Dieses eBook wurde von der Plattform libreka! für Angela Merkel mit der Transaktion-ID 3499001 erstellt.
Zweiter Teil

I.
    László Gyerőffy arbeitete sehr eifrig, seitdem er in die kleine, möblierte Zweizimmerwohnung zurückgekehrt war, die noch sein Vormund, der »Orangenmann«, vor viereinhalb Jahren, als er die Universität Klausenburg gegen die Universität Budapest vertauschte, zur Untermiete für ihn besorgt hatte. Eine winzige, bescheidene Wohnung: ein Tagesraum, dessen zwei Fenster auf den Garten des Nationalmuseums blickten, und ein dunkles Schlafkämmerchen auf der Hofseite. Die Möbel waren von jener alten und billigen Sorte, die solche – in den Annoncen unter »eigener Eingang« ausgeschriebenen – Wohnungen charakterisiert. Das Hauptstück im Zimmer stellte einer jener ermüdeten Diwane dar, in deren falschen persischen Überwurf sich der Staub hartnäckig einzunisten pflegt. Ein ausgedienter Lehnstuhl stand noch da, dazu zwei schilfgeflochtene Thonet-Stühle sowie ein furnierter Schubladenkasten.

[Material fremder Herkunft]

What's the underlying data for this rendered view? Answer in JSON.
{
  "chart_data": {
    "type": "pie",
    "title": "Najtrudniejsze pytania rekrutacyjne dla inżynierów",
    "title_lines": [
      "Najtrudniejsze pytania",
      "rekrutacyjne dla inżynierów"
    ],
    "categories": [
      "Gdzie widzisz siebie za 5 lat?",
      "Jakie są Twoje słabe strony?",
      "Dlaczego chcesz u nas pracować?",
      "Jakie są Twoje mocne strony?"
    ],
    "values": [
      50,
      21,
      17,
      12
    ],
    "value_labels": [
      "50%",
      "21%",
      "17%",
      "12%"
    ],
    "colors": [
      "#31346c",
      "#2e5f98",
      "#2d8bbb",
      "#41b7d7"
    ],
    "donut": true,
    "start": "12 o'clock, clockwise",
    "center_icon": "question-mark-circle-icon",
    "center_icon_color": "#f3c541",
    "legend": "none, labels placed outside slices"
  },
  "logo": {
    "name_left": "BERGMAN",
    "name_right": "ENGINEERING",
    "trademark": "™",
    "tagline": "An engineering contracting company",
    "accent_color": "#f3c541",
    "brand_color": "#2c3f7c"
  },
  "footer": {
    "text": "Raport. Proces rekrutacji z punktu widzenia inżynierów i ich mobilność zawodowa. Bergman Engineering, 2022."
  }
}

    Zwei längliche Bilder hingen an den schmutziggrau gestrichenen Wänden, Reproduktionen von Margitay: »Der Unwiderstehliche« sowie »Eifersucht«, auf denen zwei Stutzer, nach der Mode der achtziger Jahre in engen Hosen, gerade dabei waren, einigen Schönen im Tournürenkleid den Kopf zu verdrehen. Außer dem Flügel, der die Hälfte des Zimmers einnahm, fanden sich nur drei persönliche Gegenstände. Eine gerahmte, kolorierte Fotografie zeigte Lászlós Vater in altungarischer Adelstracht, wie er 1867 bei der Krönung als Jüngling unter den Würdenträgern aufgetreten war. László hatte die Aufnahme soeben aus Kozárd mitgebracht. Auf der Kommode lag sodann ein aus feinem Leder verfertigtes Gewehretui. Ein auf zwei Böcke gestelltes Reißbrett in einer Fensternische diente schließlich als Schreibtisch.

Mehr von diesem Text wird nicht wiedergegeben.